Super!...Mais il ne faut pas que cela te donne trop de travail...(P.82-83-84 en Ed.Folio- Sinon, c'est dans La dixième apparition de La PLeurante...)
Voilà content

@ Lara, content

Citation :
La ville n'était plus que noire et blanche. La terre, dans les squares et les parcs, s'était durcie en mottes couleur de suie saupourdrées de fine neige
où sautillaient d'énormes freux aux cris aigres. Les troncs des hêtres , des tilleuls, étaient gris anthracite et les façades des maisons semblaient crépies à poussière de scories. Mais les toits étaient blancs, les branches nues des arbres et les ramilles scintillaient de givre et les bouleaux étincelaient. Un soleil blême transparaissait au loin, très loin, dans le ciel voilé par les fumées qui s'élevaient en torsades noirâtres des cheminées. Il gelait à pierre fendre.
Les passants allaient à tout petit pas, les yeux embués de froid, le visage envaporé dans la brume de leur propre souffle. Mais les gens ne se regardaient pas, ne voyaient rien; toute l'attention était accaparée par le trottoir laqué de plaques de verglas. On marchait à pas d'équilibristes, les bras en balancier, les mains prêtes à amortir une chute.
Dans une rue du côté de Karlov des poubelles fumaient, emplies de cendres rousses à ras bord. Une odeur âcre flottait dans l'air glacé. Au deuxième étage d'une maison une fenêtre attirait le regard. Elle offrait un peu de couleurs. Derrière la vitre, à côté d'un compotier empli d'oranges était posé un vase en faîence orné de motifs jaunes et bleus. Le vase contenait un bouquet de chrysanthèmes mauves mêlés à d'autres, aux tons de cuivre et d'ocre pâle. Des monticules de charbon formaient de petites pyramides le long du trottoir, face aux soupiraux des caves. Un pigeon mort gisait au pied de l'une de ces pyramides à demi effondrée dont les morceaux s'éparpillaient alentour.
En ce jour de grand froid ce tas de lignite m'évoqua la nouvelle de Kafka, A cheval sur le seau à charbon, où le personnage part en quête de quoi remplir son poêle vide. " Fini le charbon, le seau est vide, la pelle ne signifie plus rien; le poêle souffle glacé, la pièce est gonflée de froid; par la fenêtre on voit les arbres raidis de givre; le ciel n'est plus qu'un bouclier d'argent qui s'oppose à toutes les prières.

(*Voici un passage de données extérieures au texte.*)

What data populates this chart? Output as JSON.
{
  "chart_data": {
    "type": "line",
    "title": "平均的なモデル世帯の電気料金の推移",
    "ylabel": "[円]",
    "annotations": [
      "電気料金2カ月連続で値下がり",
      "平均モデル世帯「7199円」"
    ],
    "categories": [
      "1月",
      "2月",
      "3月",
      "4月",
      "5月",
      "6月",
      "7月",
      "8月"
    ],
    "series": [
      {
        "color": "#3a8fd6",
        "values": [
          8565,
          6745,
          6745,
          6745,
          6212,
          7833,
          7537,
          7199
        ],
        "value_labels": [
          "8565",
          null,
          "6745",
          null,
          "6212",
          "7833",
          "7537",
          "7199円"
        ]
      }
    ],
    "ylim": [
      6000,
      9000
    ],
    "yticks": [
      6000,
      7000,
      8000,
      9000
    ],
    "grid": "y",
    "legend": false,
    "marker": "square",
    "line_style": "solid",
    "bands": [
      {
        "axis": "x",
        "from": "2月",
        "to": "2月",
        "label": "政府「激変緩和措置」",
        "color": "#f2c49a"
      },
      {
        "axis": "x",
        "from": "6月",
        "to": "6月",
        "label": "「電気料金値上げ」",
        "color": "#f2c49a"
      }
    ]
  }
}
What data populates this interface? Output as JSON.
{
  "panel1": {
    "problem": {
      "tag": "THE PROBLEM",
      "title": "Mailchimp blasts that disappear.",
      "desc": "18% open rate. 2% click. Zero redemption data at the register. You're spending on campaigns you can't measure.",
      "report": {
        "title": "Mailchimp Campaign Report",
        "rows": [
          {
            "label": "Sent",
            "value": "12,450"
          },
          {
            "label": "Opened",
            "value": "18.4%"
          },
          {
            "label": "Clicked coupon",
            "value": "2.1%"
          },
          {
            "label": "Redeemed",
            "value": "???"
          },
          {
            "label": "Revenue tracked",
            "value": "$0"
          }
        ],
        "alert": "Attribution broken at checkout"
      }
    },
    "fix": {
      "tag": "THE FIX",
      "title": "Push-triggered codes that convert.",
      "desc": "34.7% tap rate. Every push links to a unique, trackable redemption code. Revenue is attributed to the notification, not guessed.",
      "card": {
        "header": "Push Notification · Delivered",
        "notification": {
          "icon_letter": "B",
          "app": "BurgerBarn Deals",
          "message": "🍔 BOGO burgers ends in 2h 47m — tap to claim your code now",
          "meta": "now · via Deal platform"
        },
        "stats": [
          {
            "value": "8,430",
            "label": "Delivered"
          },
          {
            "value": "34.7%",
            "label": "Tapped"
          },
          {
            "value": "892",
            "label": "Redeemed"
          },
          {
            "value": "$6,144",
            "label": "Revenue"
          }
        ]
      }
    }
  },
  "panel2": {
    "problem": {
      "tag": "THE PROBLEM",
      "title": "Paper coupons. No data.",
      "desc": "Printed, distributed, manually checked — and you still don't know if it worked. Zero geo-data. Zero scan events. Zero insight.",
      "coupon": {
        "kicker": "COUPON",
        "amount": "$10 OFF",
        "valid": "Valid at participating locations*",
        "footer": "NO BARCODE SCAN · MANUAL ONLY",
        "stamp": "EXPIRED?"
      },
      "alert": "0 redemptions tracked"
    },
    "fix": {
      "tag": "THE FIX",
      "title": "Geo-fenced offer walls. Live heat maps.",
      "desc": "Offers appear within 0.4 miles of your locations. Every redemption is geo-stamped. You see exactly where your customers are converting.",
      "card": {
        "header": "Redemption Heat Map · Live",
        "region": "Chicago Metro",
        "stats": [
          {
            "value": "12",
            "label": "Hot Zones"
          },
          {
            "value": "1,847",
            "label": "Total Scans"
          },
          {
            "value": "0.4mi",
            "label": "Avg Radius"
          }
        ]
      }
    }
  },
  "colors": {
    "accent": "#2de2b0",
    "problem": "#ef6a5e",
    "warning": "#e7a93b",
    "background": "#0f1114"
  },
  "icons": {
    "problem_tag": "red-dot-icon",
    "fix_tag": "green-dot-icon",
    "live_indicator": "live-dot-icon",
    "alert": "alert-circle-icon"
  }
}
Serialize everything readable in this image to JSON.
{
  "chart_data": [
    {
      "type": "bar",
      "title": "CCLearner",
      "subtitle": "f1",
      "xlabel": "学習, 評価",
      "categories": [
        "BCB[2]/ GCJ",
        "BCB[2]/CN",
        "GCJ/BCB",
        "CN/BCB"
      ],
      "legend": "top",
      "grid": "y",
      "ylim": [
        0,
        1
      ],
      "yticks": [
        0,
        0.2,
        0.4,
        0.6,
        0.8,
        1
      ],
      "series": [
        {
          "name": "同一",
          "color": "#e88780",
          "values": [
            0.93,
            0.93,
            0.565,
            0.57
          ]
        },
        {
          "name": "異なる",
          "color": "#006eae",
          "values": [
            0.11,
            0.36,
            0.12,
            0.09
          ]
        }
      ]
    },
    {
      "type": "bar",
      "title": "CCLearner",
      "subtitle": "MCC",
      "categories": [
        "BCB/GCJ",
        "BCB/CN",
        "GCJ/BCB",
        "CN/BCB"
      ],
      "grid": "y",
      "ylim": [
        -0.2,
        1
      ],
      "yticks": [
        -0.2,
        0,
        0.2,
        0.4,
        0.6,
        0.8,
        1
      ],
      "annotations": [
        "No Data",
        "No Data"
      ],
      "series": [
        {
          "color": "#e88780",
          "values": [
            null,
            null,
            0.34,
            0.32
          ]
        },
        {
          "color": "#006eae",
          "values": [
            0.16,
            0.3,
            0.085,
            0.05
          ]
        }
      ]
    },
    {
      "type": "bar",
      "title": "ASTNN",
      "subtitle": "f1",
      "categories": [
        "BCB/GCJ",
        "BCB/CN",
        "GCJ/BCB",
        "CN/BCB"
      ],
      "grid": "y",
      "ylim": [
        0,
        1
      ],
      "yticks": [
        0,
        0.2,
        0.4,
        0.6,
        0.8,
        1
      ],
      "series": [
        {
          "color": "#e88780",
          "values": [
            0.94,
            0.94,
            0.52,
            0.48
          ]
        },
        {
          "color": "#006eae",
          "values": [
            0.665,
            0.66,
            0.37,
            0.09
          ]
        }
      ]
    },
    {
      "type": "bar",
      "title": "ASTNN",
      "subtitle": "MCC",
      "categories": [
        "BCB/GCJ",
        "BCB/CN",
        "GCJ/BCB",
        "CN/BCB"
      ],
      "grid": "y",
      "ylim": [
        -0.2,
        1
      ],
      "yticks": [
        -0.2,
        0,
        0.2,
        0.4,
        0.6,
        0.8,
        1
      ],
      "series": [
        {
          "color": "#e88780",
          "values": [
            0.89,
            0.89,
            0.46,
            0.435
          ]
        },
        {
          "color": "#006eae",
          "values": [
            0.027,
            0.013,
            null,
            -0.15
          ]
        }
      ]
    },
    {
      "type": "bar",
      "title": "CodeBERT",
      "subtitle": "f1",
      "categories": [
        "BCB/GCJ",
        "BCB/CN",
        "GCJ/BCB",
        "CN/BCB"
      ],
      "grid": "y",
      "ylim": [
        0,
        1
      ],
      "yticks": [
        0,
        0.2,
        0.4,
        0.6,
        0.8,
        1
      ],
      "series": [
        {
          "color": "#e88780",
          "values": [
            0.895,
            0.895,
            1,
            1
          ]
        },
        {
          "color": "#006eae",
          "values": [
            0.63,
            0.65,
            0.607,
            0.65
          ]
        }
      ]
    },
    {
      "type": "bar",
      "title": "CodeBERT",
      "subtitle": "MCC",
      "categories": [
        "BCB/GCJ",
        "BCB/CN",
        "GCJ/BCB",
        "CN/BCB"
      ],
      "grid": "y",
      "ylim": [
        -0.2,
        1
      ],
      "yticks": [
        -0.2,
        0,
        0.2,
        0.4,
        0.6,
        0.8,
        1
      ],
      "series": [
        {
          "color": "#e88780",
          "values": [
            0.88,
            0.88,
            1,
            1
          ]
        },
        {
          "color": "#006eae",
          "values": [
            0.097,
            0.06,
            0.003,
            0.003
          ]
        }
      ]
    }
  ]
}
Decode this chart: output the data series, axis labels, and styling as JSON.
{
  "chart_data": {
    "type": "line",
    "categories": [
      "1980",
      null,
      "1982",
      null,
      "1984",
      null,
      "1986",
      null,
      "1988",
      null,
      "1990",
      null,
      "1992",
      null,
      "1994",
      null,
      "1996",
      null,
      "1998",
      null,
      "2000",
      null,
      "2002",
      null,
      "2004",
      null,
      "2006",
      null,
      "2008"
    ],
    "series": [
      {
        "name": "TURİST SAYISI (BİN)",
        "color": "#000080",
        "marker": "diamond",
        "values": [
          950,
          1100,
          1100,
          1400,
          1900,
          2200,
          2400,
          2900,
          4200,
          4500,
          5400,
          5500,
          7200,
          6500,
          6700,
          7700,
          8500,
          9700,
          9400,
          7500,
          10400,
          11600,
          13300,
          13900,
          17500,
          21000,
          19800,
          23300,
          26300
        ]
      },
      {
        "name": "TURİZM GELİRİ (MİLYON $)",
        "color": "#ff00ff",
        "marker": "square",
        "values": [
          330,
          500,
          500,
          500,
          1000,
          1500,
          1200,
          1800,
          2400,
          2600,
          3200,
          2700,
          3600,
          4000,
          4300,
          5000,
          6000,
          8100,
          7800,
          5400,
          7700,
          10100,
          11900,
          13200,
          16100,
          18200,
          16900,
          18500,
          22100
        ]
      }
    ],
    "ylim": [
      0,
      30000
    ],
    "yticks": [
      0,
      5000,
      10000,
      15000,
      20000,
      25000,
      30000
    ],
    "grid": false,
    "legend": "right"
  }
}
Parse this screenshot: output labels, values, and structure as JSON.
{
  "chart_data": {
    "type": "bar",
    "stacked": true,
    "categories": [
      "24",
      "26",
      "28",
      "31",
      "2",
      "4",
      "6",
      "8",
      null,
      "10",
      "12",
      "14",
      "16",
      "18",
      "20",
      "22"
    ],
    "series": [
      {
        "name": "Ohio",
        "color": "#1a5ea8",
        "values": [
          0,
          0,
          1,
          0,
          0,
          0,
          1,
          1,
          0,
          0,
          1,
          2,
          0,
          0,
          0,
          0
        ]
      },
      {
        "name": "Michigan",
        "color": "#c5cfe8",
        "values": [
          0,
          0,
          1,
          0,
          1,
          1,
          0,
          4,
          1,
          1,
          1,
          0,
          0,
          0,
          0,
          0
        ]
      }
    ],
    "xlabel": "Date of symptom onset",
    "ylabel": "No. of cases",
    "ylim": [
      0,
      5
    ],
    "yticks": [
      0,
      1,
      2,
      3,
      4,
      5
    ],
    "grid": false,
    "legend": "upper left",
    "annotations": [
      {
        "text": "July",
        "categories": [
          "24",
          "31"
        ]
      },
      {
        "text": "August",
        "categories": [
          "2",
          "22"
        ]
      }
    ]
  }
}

Il me faut pourtant du charbon, je n'ai pas encore le droit de geler. Derrière moi le poêle impitoyable, devant moi le ciel qui ne l'est pas moins; je dois passer juste entre les deux pour aller demander secours au charbonnier. "

Citation :
Et ce personnage est si pauvre et transi, son dénuement si grave, qu'il en devient burlesque. Le voilà qui s'envole dans l'air cinglant de froid à cheval sur son seau lamentablement vide. - " Magnifique, magnifique; des chameaux couchés sur le sol ne se lèvent pas plus splendidement en se secouant sous le bâton du conducteur. Dans la rue gelée, trot régulier; je monte parfois jusqu'au premier étage, jamais je ne descends jusqu'aux portes. " Le miséreux se pare de goire bouffonne, caracolant sur son alerte seau de parade. Et le cavalier transi ne doute pas qu'avec une telle monture il va attirer l'attention du charbonnier bien au chaud au creux douillet de sa cave, et conquérir sa pitié. Plus même que sa pitié:= son respect, une crainte sacrée. Car il sort tout droit du Décalogue, ce cavalier illuminé de froid, il est un écuyer de Dieu, - il est l'incarnation du Cinquième Commandement; ' Tu ne tueras pas. " - " Il faut que j'arrive comme le mendiant qui veut mourir au seuil de la maison, râlant de faim, pour décider la cuisinière à lui ingurgiter le dernier marc de café: à moi, il faut que le charbonnier, furieux, mais ébloui par l'Évidence du Commandement: " Tu ne tueras point" , jette une pelletée dans mon seau. "
Et il appelle le charbonnier d'une voix de héraut biblique, il l'interpelle au nom de la Loi, Mais le bonhomme est un peu dur de l'oreille; sa femme , elles, a très bien entendu, mais elle est dure du coeur, inflexible. Ce qu'elle voit, c'est un gueux à califourchon sur un seau vide, béant comme une gueule famélique. Un sans-le-sous, un bon à rien. Qu'il s'en aille donc au diable , ce grotesque jockey, qu'il s'en aille bien vite, lui et son cheval de fer, brouter au loin l'air glacé. Qu'il disparaisse loin, très loin de sa paisible et chaude cave. Alors elle dénoue son tablier et le secoue vivement pour chasser l'importun, comme on chasse un oiseau, une mouche. Le tablier claque dans la rue déserte, dans le silence vibrant du froid. Et le petit cheval de fer est de si peu de poids, son cavalier lui-même est si léger, qu'il bondit aussitôt et s'enfuit, - " Le vent d'un tablier de femme suffit à lui faire quitter le sol. "
Citation :

Et là-dessus il s'envole vers les cimes glacées. Il tombe au pays des icebergs et s'y perd à jamais, errant parmi les traces des petits chiens de l'Arctique. La charbonnière, indifférent à tous les Commandements, l'a exilé au bout du monde, au bout du froid, - désert livide d'où on ne revient pas.
Ici le charbon ne manquait pas; les caves en dégorgeaient sur le trottoir. Le cavalier transi aurait pu en gaver le ventre creux de son seau en bondissant d'un pyramide à l'autre.
Mais il manque toujours quelque chose. Il arrive touours un moment où l'on retrouve en selle sur un manque, sur un trou résonnant. Et il suffit alors que l'autre, auprès duquel précisément on venait mendier attention et secours, réponse à nos questions, pitié enfin, agite son mouchoir avec désinvolture ou sa main d'un air agacé, pour que nous soyons aussitôt propulsés aux confins des mers de glace.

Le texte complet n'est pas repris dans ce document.